Still with time to spare before the meeting with Sir Rupert and his advisors, Charlie took his time shuffling along nostalgically familiar corridors to the cafeteria in which he recognized no one and where no one recognized or acknowledged him in return. The coffee was as he remembered, like a long-term alcoholic’s urine sample, and all the riverview tables were occupied. So were those in the middle section. Charlie found an empty, single-seated table near the clattering service entrance. One of its legs were uneven, so the coffee spilled the moment he put it down. Why nostalgia? he demanded. Familiarity perhaps-even to being shunted to the worst table in the room-but there shouldn’t have been the smallest iota of remembered regret. So why was there? Why had he enjoyed the innocent flirtation of being with Anne Abbott in the Liberace-pianoed Dorchester bar the previous night and the cab ride through the flower dazzling Green Park and actually looked at and liked, for the first time, the hump-shouldered statue of Churchill glowering at the parliament buildings? Just remembrance: not nostalgia and certainly not regret. He never thought-reminisced-of any of thisin Moscow. It was a freak of deja vu or something he couldn’t find a better phrase to describe.
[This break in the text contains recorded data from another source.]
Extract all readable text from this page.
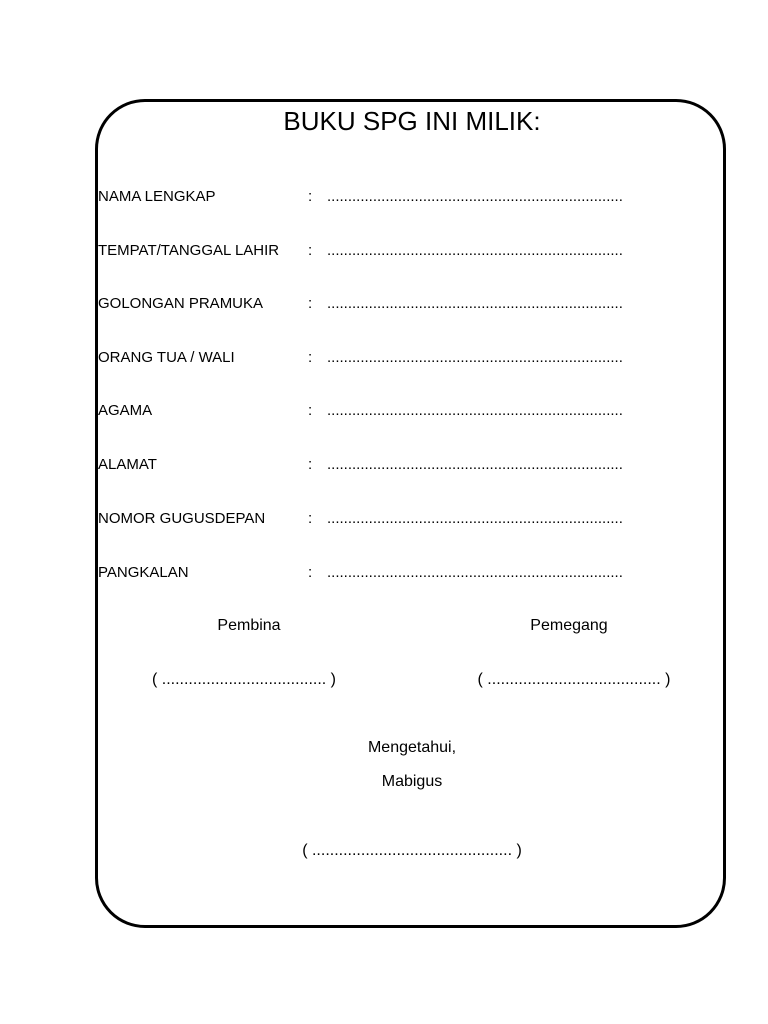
BUKU SPG INI MILIK:
NAMA LENGKAP	: .......................................................................
TEMPAT/TANGGAL LAHIR : .......................................................................
GOLONGAN PRAMUKA	: .......................................................................
ORANG TUA / WALI	: .......................................................................
AGAMA	: .......................................................................
ALAMAT	: .......................................................................
NOMOR GUGUSDEPAN	: .......................................................................
PANGKALAN	: .......................................................................
Pembina	Pemegang
( ..................................... )	( ....................................... )
Mengetahui,
Mabigus
( ............................................. )
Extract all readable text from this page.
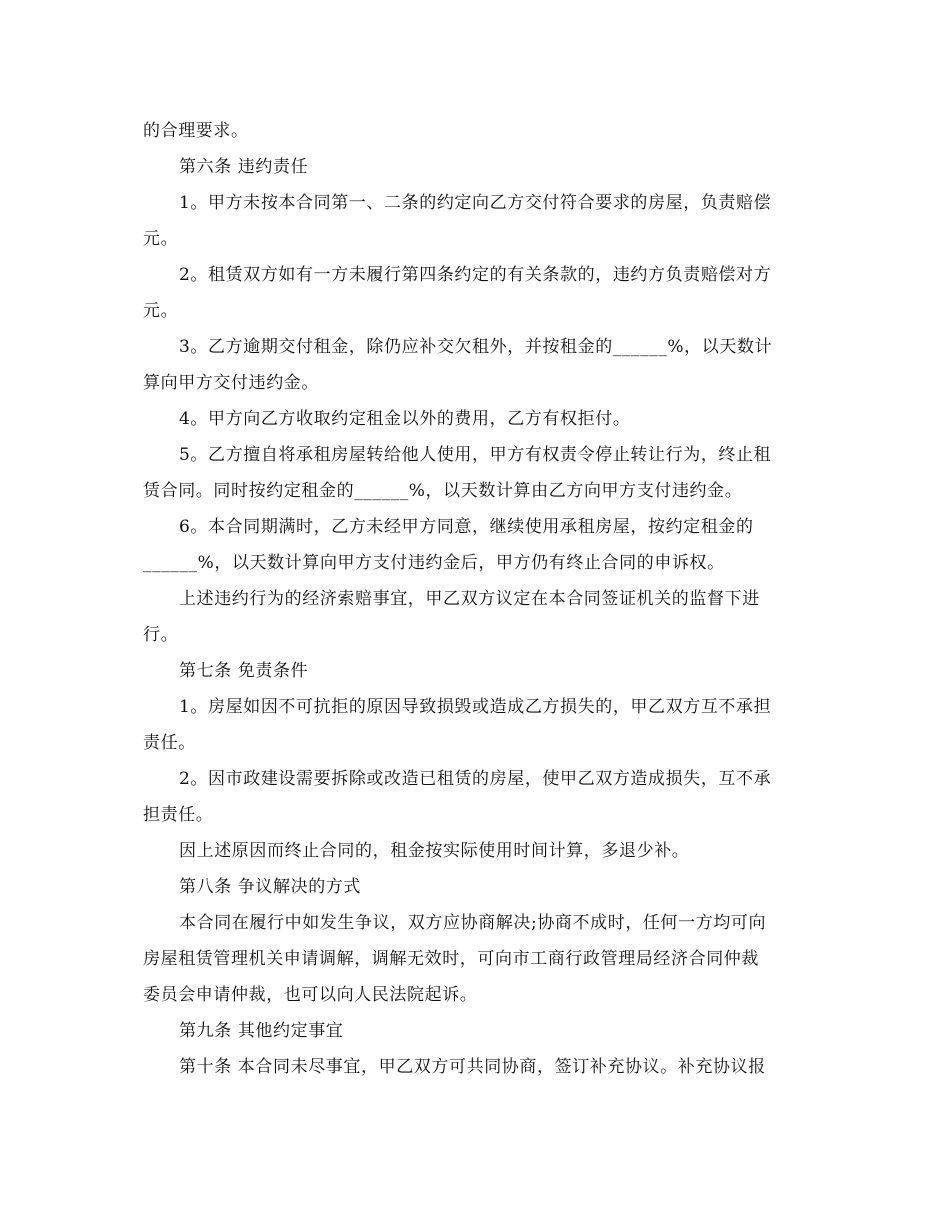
的合理要求。
第六条 违约责任
1。甲方未按本合同第一、二条的约定向乙方交付符合要求的房屋，负责赔偿
元。
2。租赁双方如有一方未履行第四条约定的有关条款的，违约方负责赔偿对方
元。
3。乙方逾期交付租金，除仍应补交欠租外，并按租金的______%，以天数计
算向甲方交付违约金。
4。甲方向乙方收取约定租金以外的费用，乙方有权拒付。
5。乙方擅自将承租房屋转给他人使用，甲方有权责令停止转让行为，终止租
赁合同。同时按约定租金的______%，以天数计算由乙方向甲方支付违约金。
6。本合同期满时，乙方未经甲方同意，继续使用承租房屋，按约定租金的
______%，以天数计算向甲方支付违约金后，甲方仍有终止合同的申诉权。
上述违约行为的经济索赔事宜，甲乙双方议定在本合同签证机关的监督下进
行。
第七条 免责条件
1。房屋如因不可抗拒的原因导致损毁或造成乙方损失的，甲乙双方互不承担
责任。
2。因市政建设需要拆除或改造已租赁的房屋，使甲乙双方造成损失，互不承
担责任。
因上述原因而终止合同的，租金按实际使用时间计算，多退少补。
第八条 争议解决的方式
本合同在履行中如发生争议，双方应协商解决;协商不成时，任何一方均可向
房屋租赁管理机关申请调解，调解无效时，可向市工商行政管理局经济合同仲裁
委员会申请仲裁，也可以向人民法院起诉。
第九条 其他约定事宜
第十条 本合同未尽事宜，甲乙双方可共同协商，签订补充协议。补充协议报
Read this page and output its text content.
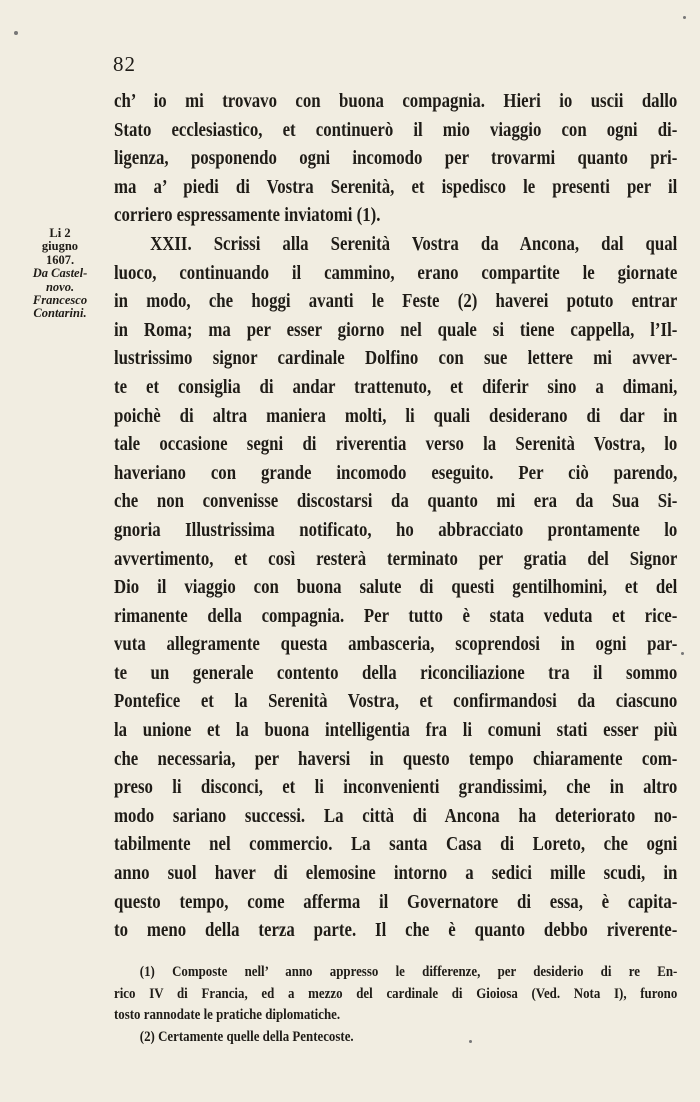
82
Li 2
giugno
1607.
Da Castel-
novo.
Francesco
Contarini.
ch’ io mi trovavo con buona compagnia. Hieri io uscii dallo
Stato ecclesiastico, et continuerò il mio viaggio con ogni di-
ligenza, posponendo ogni incomodo per trovarmi quanto pri-
ma a’ piedi di Vostra Serenità, et ispedisco le presenti per il
corriero espressamente inviatomi (1).
XXII. Scrissi alla Serenità Vostra da Ancona, dal qual
luoco, continuando il cammino, erano compartite le giornate
in modo, che hoggi avanti le Feste (2) haverei potuto entrar
in Roma; ma per esser giorno nel quale si tiene cappella, l’Il-
lustrissimo signor cardinale Dolfino con sue lettere mi avver-
te et consiglia di andar trattenuto, et diferir sino a dimani,
poichè di altra maniera molti, li quali desiderano di dar in
tale occasione segni di riverentia verso la Serenità Vostra, lo
haveriano con grande incomodo eseguito. Per ciò parendo,
che non convenisse discostarsi da quanto mi era da Sua Si-
gnoria Illustrissima notificato, ho abbracciato prontamente lo
avvertimento, et così resterà terminato per gratia del Signor
Dio il viaggio con buona salute di questi gentilhomini, et del
rimanente della compagnia. Per tutto è stata veduta et rice-
vuta allegramente questa ambasceria, scoprendosi in ogni par-
te un generale contento della riconciliazione tra il sommo
Pontefice et la Serenità Vostra, et confirmandosi da ciascuno
la unione et la buona intelligentia fra li comuni stati esser più
che necessaria, per haversi in questo tempo chiaramente com-
preso li disconci, et li inconvenienti grandissimi, che in altro
modo sariano successi. La città di Ancona ha deteriorato no-
tabilmente nel commercio. La santa Casa di Loreto, che ogni
anno suol haver di elemosine intorno a sedici mille scudi, in
questo tempo, come afferma il Governatore di essa, è capita-
to meno della terza parte. Il che è quanto debbo riverente-
(1) Composte nell’ anno appresso le differenze, per desiderio di re En-
rico IV di Francia, ed a mezzo del cardinale di Gioiosa (Ved. Nota I), furono
tosto rannodate le pratiche diplomatiche.
(2) Certamente quelle della Pentecoste.
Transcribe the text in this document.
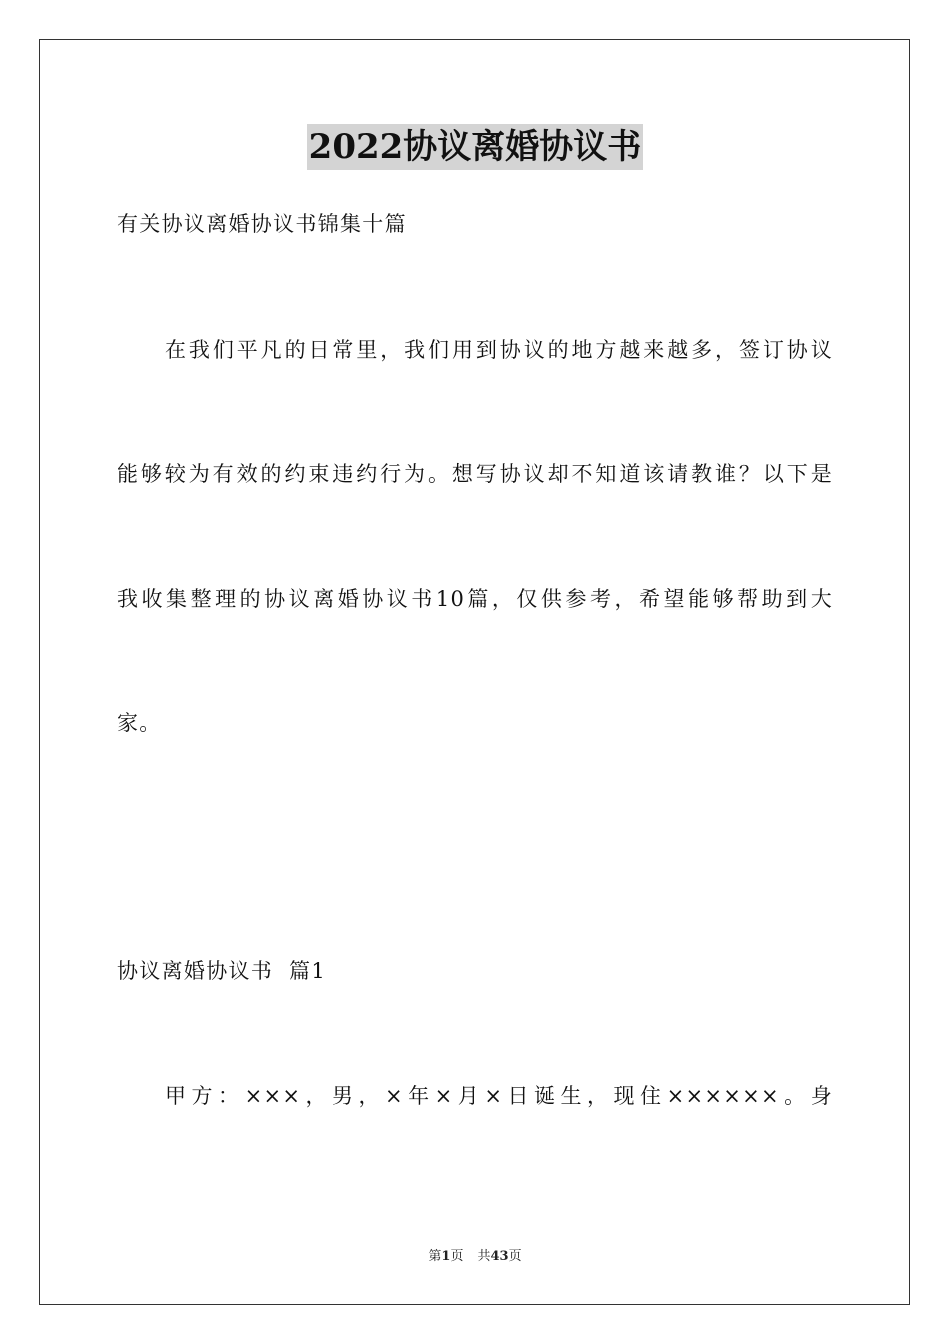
2022协议离婚协议书
有关协议离婚协议书锦集十篇
在我们平凡的日常里，我们用到协议的地方越来越多，签订协议
能够较为有效的约束违约行为。想写协议却不知道该请教谁？以下是
我收集整理的协议离婚协议书10篇，仅供参考，希望能够帮助到大
家。
协议离婚协议书  篇1
甲方：×××，男，×年×月×日诞生，现住××××××。身
第1页 共43页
He had enjoyed being with Anne Abbott the previous night. Not in any silly, dangerous way: not even flirtatious. They’d just made each other laugh and in his case he’d been able to say things, make jokes, without balancing every word for hidden, misunderstood or misconstrued meaning before uttering it. Relaxed, he thought, surprised. Despite the impending encounter and whatever it was in which he was professionally involved in Moscow, for this brief returning moment he felt relaxed. At ease. Would Natalia be feeling that, with his not being in Moscow? Unburdened; briefly, gratefully, unendangered?